Silver Eagle is rolling out AGI's WMS throughout its entire system, including a new site in Pasadena, Tex. This is a location-based inventory system in which every SKU has a place—and given the location requirements of a product like beer it allows management to know what product is on current pull. Silver Eagle has grown so rapidly and taken on so many SKUs over such a short period of time that even a year ago it was anxious to get its Pasadena facility up and running. This facility adds 240,000 sq ft of warehousing space to the network and creates better transparency so management can better observe performance and set benchmarks. 

The benefits of their WMS extend to the delivery process.  Silver Eagle is sequencing their routes throughout all locations, which they had not done in the past, according to Bryant.

"When they sequence their routes we're able to use technology to build the pallets to the top of each bay in order delivery sequence," he says. "We're able to have full pallet utilization in the warehouse. It optimizes the delivery side, fleet utilization and the warehouse. Their customers' demands, particularly their larger clients, are increasing. That means they need to take advantage of automatic ship notices, particularly for Walmart and the large grocery store chains, and they need compliant labeling so that the big chains can receive product very quickly."

Climate control adds another layer of complexity for the beverage business, especially in the growing craft beer industry.

"We're seeing a growing trend among craft beer wholesalers and manufacturers that require a cooler stored environment or at least climate controlled which is driving up the cost of their facilities and changing how they fulfill those orders from a picking process in the warehouse," Bryant says. He adds that staffing changes and order volatility make some level of automation a necessity.
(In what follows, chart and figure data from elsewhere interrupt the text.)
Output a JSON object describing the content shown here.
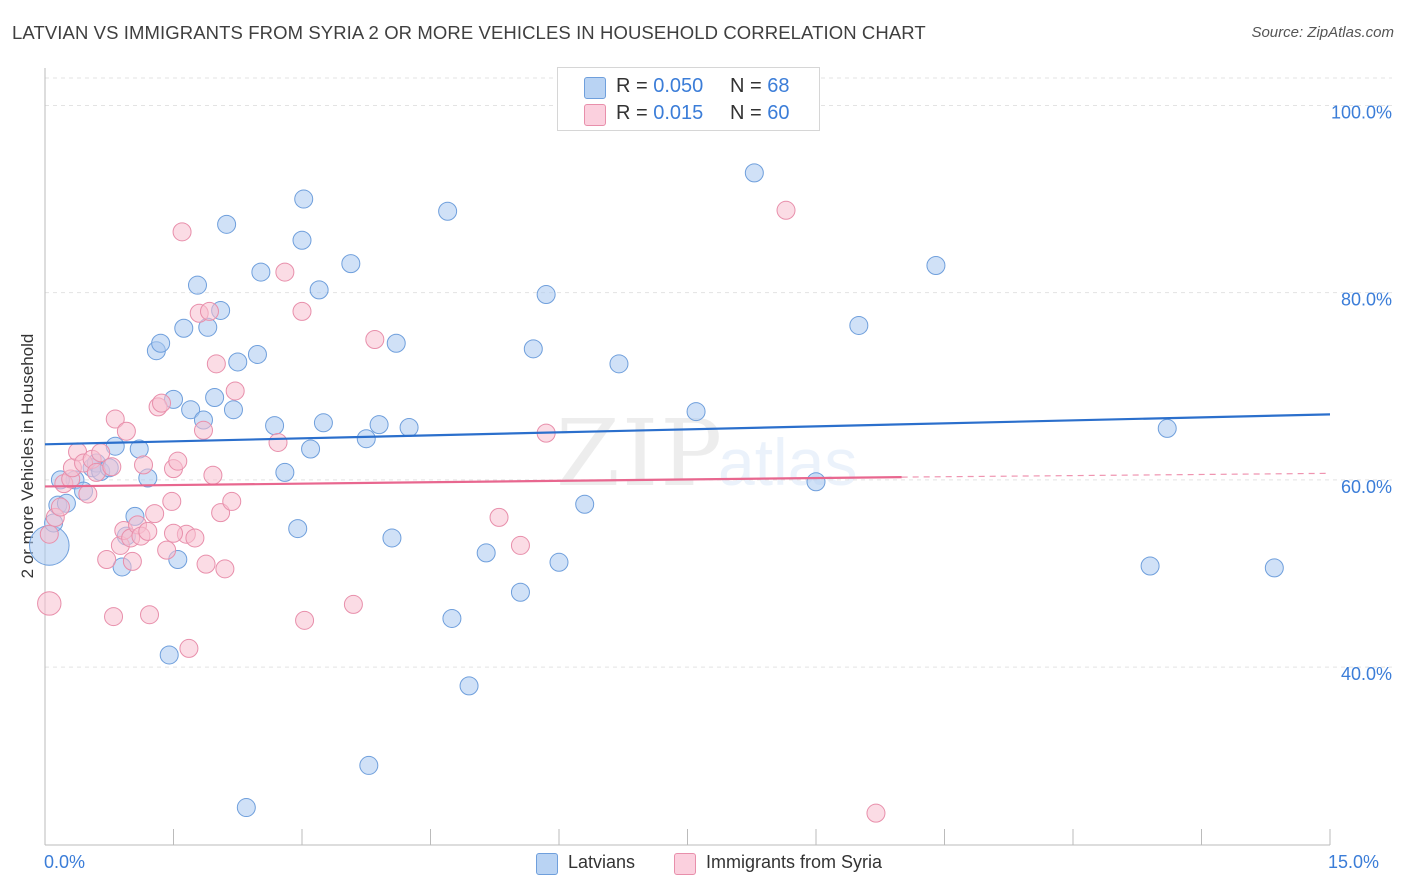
{
  "header": {
    "title": "LATVIAN VS IMMIGRANTS FROM SYRIA 2 OR MORE VEHICLES IN HOUSEHOLD CORRELATION CHART",
    "source": "Source: ZipAtlas.com"
  },
  "watermark": {
    "zip": "ZIP",
    "atlas": "atlas"
  },
  "legend_top": {
    "rows": [
      {
        "r_label": "R = ",
        "r_value": "0.050",
        "n_label": "N = ",
        "n_value": "68"
      },
      {
        "r_label": "R = ",
        "r_value": "0.015",
        "n_label": "N = ",
        "n_value": "60"
      }
    ]
  },
  "legend_bottom": {
    "series1": "Latvians",
    "series2": "Immigrants from Syria"
  },
  "axis": {
    "x_min_label": "0.0%",
    "x_max_label": "15.0%"
  },
  "colors": {
    "latvians_fill": "#a9c8f0",
    "latvians_stroke": "#6f9fdc",
    "latvians_line": "#2b6fcc",
    "syria_fill": "#f7bfd0",
    "syria_stroke": "#e88fab",
    "syria_line": "#e8678f",
    "tick_label": "#3b7dd8",
    "grid": "#e3e3e3"
  },
  "chart_data": {
    "type": "scatter",
    "title": "LATVIAN VS IMMIGRANTS FROM SYRIA 2 OR MORE VEHICLES IN HOUSEHOLD CORRELATION CHART",
    "xlabel": "",
    "ylabel": "2 or more Vehicles in Household",
    "xlim": [
      0,
      15
    ],
    "ylim": [
      21,
      104
    ],
    "y_ticks": [
      40,
      60,
      80,
      100
    ],
    "y_tick_labels": [
      "40.0%",
      "60.0%",
      "80.0%",
      "100.0%"
    ],
    "x_tick_labels": [
      "0.0%",
      "15.0%"
    ],
    "grid": true,
    "legend_position": "top-center",
    "series": [
      {
        "name": "Latvians",
        "r": 0.05,
        "n": 68,
        "trend": {
          "x": [
            0,
            15
          ],
          "y": [
            63.8,
            67.0
          ]
        },
        "points": [
          [
            0.05,
            53.0,
            2.2
          ],
          [
            0.1,
            55.4,
            1
          ],
          [
            0.15,
            57.3,
            1
          ],
          [
            0.25,
            57.5,
            1
          ],
          [
            0.35,
            60.0,
            1
          ],
          [
            0.45,
            58.8,
            1
          ],
          [
            0.55,
            61.3,
            1
          ],
          [
            0.6,
            61.8,
            1
          ],
          [
            0.65,
            60.9,
            1
          ],
          [
            0.75,
            61.3,
            1
          ],
          [
            0.82,
            63.6,
            1
          ],
          [
            0.9,
            50.7,
            1
          ],
          [
            0.95,
            54.0,
            1
          ],
          [
            1.05,
            56.1,
            1
          ],
          [
            1.1,
            63.3,
            1
          ],
          [
            1.2,
            60.2,
            1
          ],
          [
            1.3,
            73.8,
            1
          ],
          [
            1.35,
            74.6,
            1
          ],
          [
            1.45,
            41.3,
            1
          ],
          [
            1.5,
            68.6,
            1
          ],
          [
            1.55,
            51.5,
            1
          ],
          [
            1.62,
            76.2,
            1
          ],
          [
            1.7,
            67.5,
            1
          ],
          [
            1.78,
            80.8,
            1
          ],
          [
            1.85,
            66.4,
            1
          ],
          [
            1.9,
            76.3,
            1
          ],
          [
            1.98,
            68.8,
            1
          ],
          [
            2.05,
            78.1,
            1
          ],
          [
            2.12,
            87.3,
            1
          ],
          [
            2.2,
            67.5,
            1
          ],
          [
            2.25,
            72.6,
            1
          ],
          [
            2.35,
            25.0,
            1
          ],
          [
            2.48,
            73.4,
            1
          ],
          [
            2.52,
            82.2,
            1
          ],
          [
            2.68,
            65.8,
            1
          ],
          [
            2.8,
            60.8,
            1
          ],
          [
            2.95,
            54.8,
            1
          ],
          [
            3.0,
            85.6,
            1
          ],
          [
            3.02,
            90.0,
            1
          ],
          [
            3.1,
            63.3,
            1
          ],
          [
            3.2,
            80.3,
            1
          ],
          [
            3.25,
            66.1,
            1
          ],
          [
            3.57,
            83.1,
            1
          ],
          [
            3.75,
            64.4,
            1
          ],
          [
            3.78,
            29.5,
            1
          ],
          [
            3.9,
            65.9,
            1
          ],
          [
            4.05,
            53.8,
            1
          ],
          [
            4.1,
            74.6,
            1
          ],
          [
            4.25,
            65.6,
            1
          ],
          [
            4.75,
            45.2,
            1
          ],
          [
            4.7,
            88.7,
            1
          ],
          [
            4.95,
            38.0,
            1
          ],
          [
            5.15,
            52.2,
            1
          ],
          [
            5.55,
            48.0,
            1
          ],
          [
            5.7,
            74.0,
            1
          ],
          [
            5.85,
            79.8,
            1
          ],
          [
            6.0,
            51.2,
            1
          ],
          [
            6.3,
            57.4,
            1
          ],
          [
            6.7,
            72.4,
            1
          ],
          [
            7.6,
            67.3,
            1
          ],
          [
            8.28,
            92.8,
            1
          ],
          [
            9.0,
            59.8,
            1
          ],
          [
            9.5,
            76.5,
            1
          ],
          [
            10.4,
            82.9,
            1
          ],
          [
            12.9,
            50.8,
            1
          ],
          [
            13.1,
            65.5,
            1
          ],
          [
            14.35,
            50.6,
            1
          ],
          [
            0.18,
            60.0,
            1
          ]
        ]
      },
      {
        "name": "Immigrants from Syria",
        "r": 0.015,
        "n": 60,
        "trend": {
          "x": [
            0,
            10.0
          ],
          "y": [
            59.3,
            60.3
          ]
        },
        "trend_dashed": {
          "x": [
            10.0,
            15
          ],
          "y": [
            60.3,
            60.7
          ]
        },
        "points": [
          [
            0.05,
            46.8,
            1.3
          ],
          [
            0.05,
            54.2,
            1
          ],
          [
            0.12,
            56.0,
            1
          ],
          [
            0.18,
            57.1,
            1
          ],
          [
            0.22,
            59.6,
            1
          ],
          [
            0.3,
            60.1,
            1
          ],
          [
            0.32,
            61.3,
            1
          ],
          [
            0.38,
            63.0,
            1
          ],
          [
            0.45,
            61.8,
            1
          ],
          [
            0.5,
            58.5,
            1
          ],
          [
            0.55,
            62.2,
            1
          ],
          [
            0.6,
            60.8,
            1
          ],
          [
            0.65,
            62.9,
            1
          ],
          [
            0.72,
            51.5,
            1
          ],
          [
            0.78,
            61.4,
            1
          ],
          [
            0.8,
            45.4,
            1
          ],
          [
            0.82,
            66.5,
            1
          ],
          [
            0.88,
            53.0,
            1
          ],
          [
            0.92,
            54.6,
            1
          ],
          [
            0.95,
            65.2,
            1
          ],
          [
            1.0,
            53.8,
            1
          ],
          [
            1.02,
            51.3,
            1
          ],
          [
            1.08,
            55.2,
            1
          ],
          [
            1.12,
            54.0,
            1
          ],
          [
            1.15,
            61.6,
            1
          ],
          [
            1.2,
            54.5,
            1
          ],
          [
            1.22,
            45.6,
            1
          ],
          [
            1.28,
            56.4,
            1
          ],
          [
            1.32,
            67.8,
            1
          ],
          [
            1.36,
            68.2,
            1
          ],
          [
            1.42,
            52.5,
            1
          ],
          [
            1.48,
            57.7,
            1
          ],
          [
            1.5,
            61.2,
            1
          ],
          [
            1.55,
            62.0,
            1
          ],
          [
            1.6,
            86.5,
            1
          ],
          [
            1.65,
            54.2,
            1
          ],
          [
            1.68,
            42.0,
            1
          ],
          [
            1.75,
            53.8,
            1
          ],
          [
            1.8,
            77.8,
            1
          ],
          [
            1.85,
            65.3,
            1
          ],
          [
            1.88,
            51.0,
            1
          ],
          [
            1.92,
            78.0,
            1
          ],
          [
            1.96,
            60.5,
            1
          ],
          [
            2.0,
            72.4,
            1
          ],
          [
            2.05,
            56.5,
            1
          ],
          [
            2.1,
            50.5,
            1
          ],
          [
            2.18,
            57.7,
            1
          ],
          [
            2.22,
            69.5,
            1
          ],
          [
            2.72,
            64.0,
            1
          ],
          [
            2.8,
            82.2,
            1
          ],
          [
            3.0,
            78.0,
            1
          ],
          [
            3.03,
            45.0,
            1
          ],
          [
            3.6,
            46.7,
            1
          ],
          [
            3.85,
            75.0,
            1
          ],
          [
            5.3,
            56.0,
            1
          ],
          [
            5.55,
            53.0,
            1
          ],
          [
            5.85,
            65.0,
            1
          ],
          [
            8.65,
            88.8,
            1
          ],
          [
            9.7,
            24.4,
            1
          ],
          [
            1.5,
            54.3,
            1
          ]
        ]
      }
    ]
  }
}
"At Silver Eagle's San Antonio facility they can have 20,000 cases to fulfill in one day and 60,000 the next," he concludes. "They can't staff affordably the whole time for 60,000 cases so they need technology in place that can leverage a flexible temporary staff to handle those high volume periods. But also since they take their orders until a cutoff time of 6:30 pm and it has to be delivered the next morning, they need the flexibility in the facility to be able to fulfill all of those orders in one night."